While Ruby’s Timeout.timeout is tempting, it uses thread interruption, which can leave network resources like HTTP connections in a broken, inconsistent state. For production code, always prefer the native timeout option provided by your HTTP client library (timeout: 30 in HTTParty’s case).

Step 5: High-Fidelity Testing

Our test now verifies the agent’s internal conversation history, ensuring the tool’s raw JSON result is correctly passed back to the LLM for the next turn.

spec/services/agent/runner_spec.rb:

require 'rails_helper'

RSpec.describe Agent::Runner do
  let(:mock_llm_client) { instance_double(Agent::DefaultLlmClient) }
  let(:logger) { instance_double(Logger, info: nil) }
  let(:agent) { Agent::Runner.new(llm_client: mock_llm_client, logger: logger) }
  let(:weather_result) { { temp: 72, unit: "fahrenheit" } }

  it "correctly dispatches a tool and uses its result to get a final answer" do
    # 1. LLM asks to call the weather tool
    weather_tool_call_response = { "choices" => [{ "message" => {
      "role" => "assistant", "tool_calls" => [{
        "id" => "call_123", "type" => "function", "function" => {
          "name" => "get_current_weather",
          "arguments" => '{"location": "Boston, MA", "unit": "fahrenheit"}'
        }
      }]
    }}], "usage" => { "total_tokens" => 100 }}
    
    # 2. LLM receives the tool's raw JSON output and generates the final answer
    final_answer_response = { "choices" => [{ "message" => {
      "role" => "assistant", "content" => "The weather in Boston is 72°F."
    }}], "usage" => { "total_tokens" => 50 }}

    # Expect the first call with the initial prompt
    expect(mock_llm_client).to receive(:call_with_tools)
      .with(hash_including(messages: [hash_including(role: "user")]))
      .and_return(weather_tool_call_response)

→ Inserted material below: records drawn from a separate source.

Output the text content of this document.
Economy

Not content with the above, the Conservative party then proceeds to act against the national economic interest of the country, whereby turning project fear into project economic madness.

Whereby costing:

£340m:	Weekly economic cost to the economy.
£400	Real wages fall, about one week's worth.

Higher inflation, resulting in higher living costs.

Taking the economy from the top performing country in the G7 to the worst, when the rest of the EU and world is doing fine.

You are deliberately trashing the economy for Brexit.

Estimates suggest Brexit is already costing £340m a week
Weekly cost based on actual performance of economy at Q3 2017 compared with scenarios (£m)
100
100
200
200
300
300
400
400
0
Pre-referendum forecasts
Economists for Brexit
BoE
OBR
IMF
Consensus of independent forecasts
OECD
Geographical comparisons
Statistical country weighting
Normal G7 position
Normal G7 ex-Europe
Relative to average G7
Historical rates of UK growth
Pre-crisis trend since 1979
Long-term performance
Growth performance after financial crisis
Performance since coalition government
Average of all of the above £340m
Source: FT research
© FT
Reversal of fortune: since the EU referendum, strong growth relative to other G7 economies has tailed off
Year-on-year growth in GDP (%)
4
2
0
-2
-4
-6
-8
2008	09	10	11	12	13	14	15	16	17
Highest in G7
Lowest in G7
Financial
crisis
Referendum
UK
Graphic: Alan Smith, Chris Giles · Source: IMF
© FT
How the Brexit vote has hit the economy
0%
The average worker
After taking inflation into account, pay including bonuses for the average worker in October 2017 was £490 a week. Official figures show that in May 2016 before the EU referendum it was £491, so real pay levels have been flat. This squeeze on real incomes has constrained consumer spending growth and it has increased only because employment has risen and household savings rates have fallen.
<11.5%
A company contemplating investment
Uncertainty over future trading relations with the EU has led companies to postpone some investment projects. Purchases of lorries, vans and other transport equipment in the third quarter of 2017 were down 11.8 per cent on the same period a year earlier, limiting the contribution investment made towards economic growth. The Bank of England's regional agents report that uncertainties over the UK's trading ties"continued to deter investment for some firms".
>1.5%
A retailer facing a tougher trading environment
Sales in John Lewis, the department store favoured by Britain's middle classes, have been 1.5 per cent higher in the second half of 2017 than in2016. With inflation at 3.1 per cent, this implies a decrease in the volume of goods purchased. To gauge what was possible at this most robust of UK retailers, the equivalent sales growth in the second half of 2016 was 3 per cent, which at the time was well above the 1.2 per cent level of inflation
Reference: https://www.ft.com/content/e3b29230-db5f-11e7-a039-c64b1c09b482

    # Expect the second call, now including the tool result in the message history
    expect(mock_llm_client).to receive(:call_with_tools)
      .with(hash_including(messages: array_including(
        hash_including(role: "tool", tool_call_id: "call_123", content: weather_result.to_json)
      )))
      .and_return(final_answer_response)

    # Expect our WeatherService to be called with validated, symbolized arguments
    expect(WeatherService).to receive(:get_current_weather)
      .with(location: "Boston, MA", unit: "fahrenheit")
      .and_return(weather_result)

    result = agent.run("What is the weather in Boston?")
    expect(result).to eq("The weather in Boston is 72°F.")
  end
end

Next Steps on the Path to Production

This foundation is robust. To make it fully production-hardened, the final step is adding retry logic.

Example retry with exponential backoff:

# In your Gemfile:
# gem 'retries'

# In your LLM Client:
require 'retries'

def call_with_tools(messages:, tools:)
  with_retries(max_tries: 3, base_sleep_seconds: 1, max_sleep_seconds: 5, rescue: [HTTParty::Error, SystemCallError]) do
    # ... your self.class.post call ...
  end
end

By building on this secure, observable, and resilient foundation, you can confidently deploy sophisticated AI agents that are both powerful and reliable.